Orsborn's journey through tough times takes a close look at the recession's grip on our spirits, but it aims to accomplish something more than cultural commentary; it is also a blend of secular self-help book and spiritual memoir. To her credit, the author sidesteps much of the narcissism and victimhood common to the genre. The result is a genuine account that reads like the diary of a middle-aged woman searching for the Holy Grail of hope.
Even as she reminisces about the good old days of corporate paternalism—those lasted into the early 1980s, in her view—Orsborn attempts to formulate some truths about the contemporary workplace:
You can be fired pretty much anytime.
Technology or a machine or someone from India may replace you.
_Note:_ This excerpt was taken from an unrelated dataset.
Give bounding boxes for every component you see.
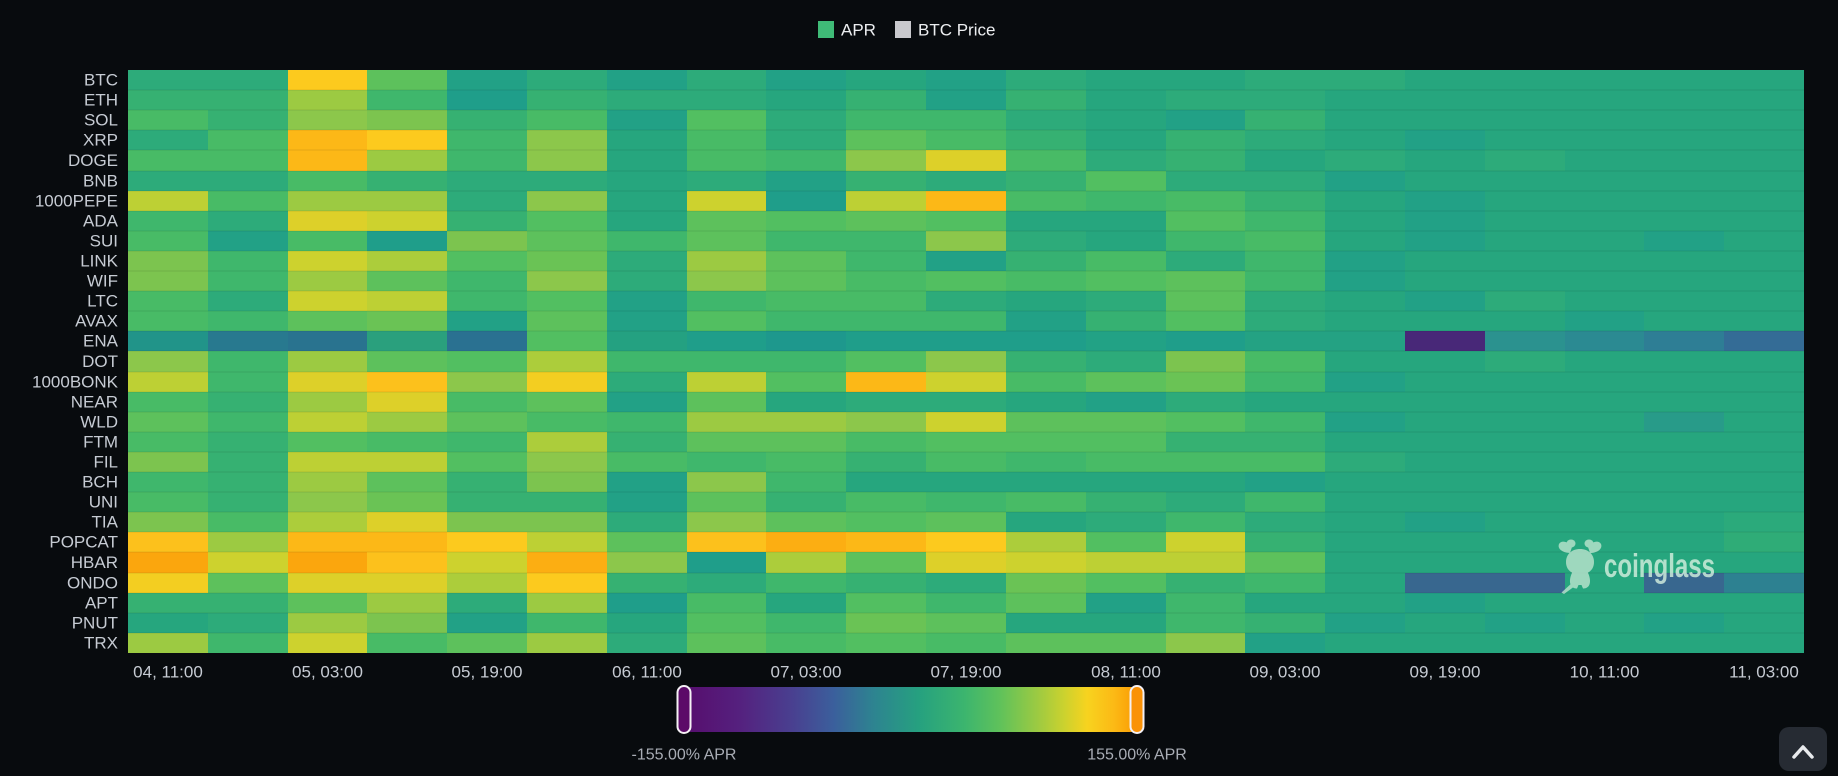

No one owes you a good job or security for life.
Try as she might, however, Orsborn simply couldn't put work in perspective. As the economic meltdown engulfed her, Orsborn took it personally. She made some stark calculations, asking herself, "How much more insecurity and pain would I be willing to suffer in exchange for keeping my health care coverage?" and "Was I the kind of person who became a victim of circumstances or the kind who had it in her to thrive, regardless of what came her way?"
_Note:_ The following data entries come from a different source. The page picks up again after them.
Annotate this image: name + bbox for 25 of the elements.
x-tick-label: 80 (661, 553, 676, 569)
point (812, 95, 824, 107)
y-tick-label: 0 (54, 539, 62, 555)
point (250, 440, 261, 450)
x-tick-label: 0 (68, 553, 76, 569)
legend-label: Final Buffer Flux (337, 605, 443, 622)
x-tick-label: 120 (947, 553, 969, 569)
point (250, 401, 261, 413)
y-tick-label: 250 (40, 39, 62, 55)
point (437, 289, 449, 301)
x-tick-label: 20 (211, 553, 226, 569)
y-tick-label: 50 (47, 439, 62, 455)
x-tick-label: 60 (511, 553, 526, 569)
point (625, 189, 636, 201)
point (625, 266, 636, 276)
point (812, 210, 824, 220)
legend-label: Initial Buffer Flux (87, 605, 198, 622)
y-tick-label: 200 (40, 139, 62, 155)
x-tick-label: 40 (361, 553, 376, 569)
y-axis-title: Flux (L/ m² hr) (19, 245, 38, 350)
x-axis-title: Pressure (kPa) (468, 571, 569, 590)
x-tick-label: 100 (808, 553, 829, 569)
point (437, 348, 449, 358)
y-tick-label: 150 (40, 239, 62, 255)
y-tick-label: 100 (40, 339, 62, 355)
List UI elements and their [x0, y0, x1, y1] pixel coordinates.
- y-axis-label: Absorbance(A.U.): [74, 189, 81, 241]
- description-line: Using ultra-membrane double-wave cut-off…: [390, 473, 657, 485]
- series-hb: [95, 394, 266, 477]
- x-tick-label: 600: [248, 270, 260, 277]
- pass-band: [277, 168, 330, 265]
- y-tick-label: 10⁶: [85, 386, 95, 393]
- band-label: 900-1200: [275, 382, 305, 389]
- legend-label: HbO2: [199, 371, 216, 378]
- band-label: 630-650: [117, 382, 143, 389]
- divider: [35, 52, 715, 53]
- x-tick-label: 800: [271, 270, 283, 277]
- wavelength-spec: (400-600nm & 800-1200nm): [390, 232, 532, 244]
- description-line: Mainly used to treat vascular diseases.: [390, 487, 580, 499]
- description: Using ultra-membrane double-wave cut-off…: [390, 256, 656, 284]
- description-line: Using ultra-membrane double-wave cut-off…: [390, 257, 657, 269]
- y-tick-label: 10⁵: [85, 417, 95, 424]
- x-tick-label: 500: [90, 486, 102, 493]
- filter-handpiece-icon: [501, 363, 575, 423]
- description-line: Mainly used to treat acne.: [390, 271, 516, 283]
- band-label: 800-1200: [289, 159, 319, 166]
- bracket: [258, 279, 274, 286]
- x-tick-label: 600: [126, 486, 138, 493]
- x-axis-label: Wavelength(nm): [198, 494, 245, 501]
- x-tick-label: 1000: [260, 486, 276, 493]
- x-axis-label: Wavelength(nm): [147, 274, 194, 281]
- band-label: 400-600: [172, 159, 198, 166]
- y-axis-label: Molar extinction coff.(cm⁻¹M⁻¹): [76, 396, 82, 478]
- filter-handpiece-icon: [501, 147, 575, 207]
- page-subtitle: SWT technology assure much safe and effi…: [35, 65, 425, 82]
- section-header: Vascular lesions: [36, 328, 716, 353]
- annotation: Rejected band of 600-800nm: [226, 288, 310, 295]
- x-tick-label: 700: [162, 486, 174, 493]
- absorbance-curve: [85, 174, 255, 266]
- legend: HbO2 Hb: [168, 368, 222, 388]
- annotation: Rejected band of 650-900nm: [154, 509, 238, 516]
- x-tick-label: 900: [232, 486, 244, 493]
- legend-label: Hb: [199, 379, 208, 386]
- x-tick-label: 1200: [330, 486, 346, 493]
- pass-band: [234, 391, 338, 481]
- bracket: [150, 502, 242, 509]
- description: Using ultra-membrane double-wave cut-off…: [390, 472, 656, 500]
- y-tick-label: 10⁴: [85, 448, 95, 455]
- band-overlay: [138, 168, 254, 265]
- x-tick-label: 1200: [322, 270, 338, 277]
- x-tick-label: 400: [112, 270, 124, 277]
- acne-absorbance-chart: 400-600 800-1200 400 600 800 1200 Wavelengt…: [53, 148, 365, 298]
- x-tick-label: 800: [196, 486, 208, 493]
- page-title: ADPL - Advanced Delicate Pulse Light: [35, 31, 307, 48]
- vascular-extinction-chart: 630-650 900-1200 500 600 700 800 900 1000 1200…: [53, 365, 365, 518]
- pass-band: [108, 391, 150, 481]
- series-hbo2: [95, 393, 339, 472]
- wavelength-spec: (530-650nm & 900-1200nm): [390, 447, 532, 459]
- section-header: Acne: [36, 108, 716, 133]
As her boss dropped hints that the future wasn't looking so rosy, Orsborn simply tried harder. For weeks after that initial tocsin she networked, pitched, brainstormed, and built a pipeline of new business prospects. Despite her best efforts, her boss broke the news to her in simple terms: her work was "not billable." That is, she hadn't brought in enough paying clients, so she was being "let go"—a bizarre euphemism that suggests liberation but is in fact designed to spare the employer the unease of saying, "You're fired."
Orsborn retreated to her home, morose at the thought that three decades of work experience, countless business contacts, and years of education culminating in a Ph.D. now meant nothing. Depressed and hoping to divert herself, she attended an art class a few days after losing her job. There she found distraction, all right—but not the sort she'd gone looking for. While enjoying the therapeutic repetitions of dipping and brushing, she dumped yellow paint all over her Burberry jacket.
At that moment, the tough last few months caught up with Orsborn, and for the first time since her firing she broke down and blubbered like a baby. Then she spied her paint-drenched self in the women's-room mirror—and began to laugh at the absurdity of it all. The episode helped her regain some perspective: "Life resumed coursing through my veins."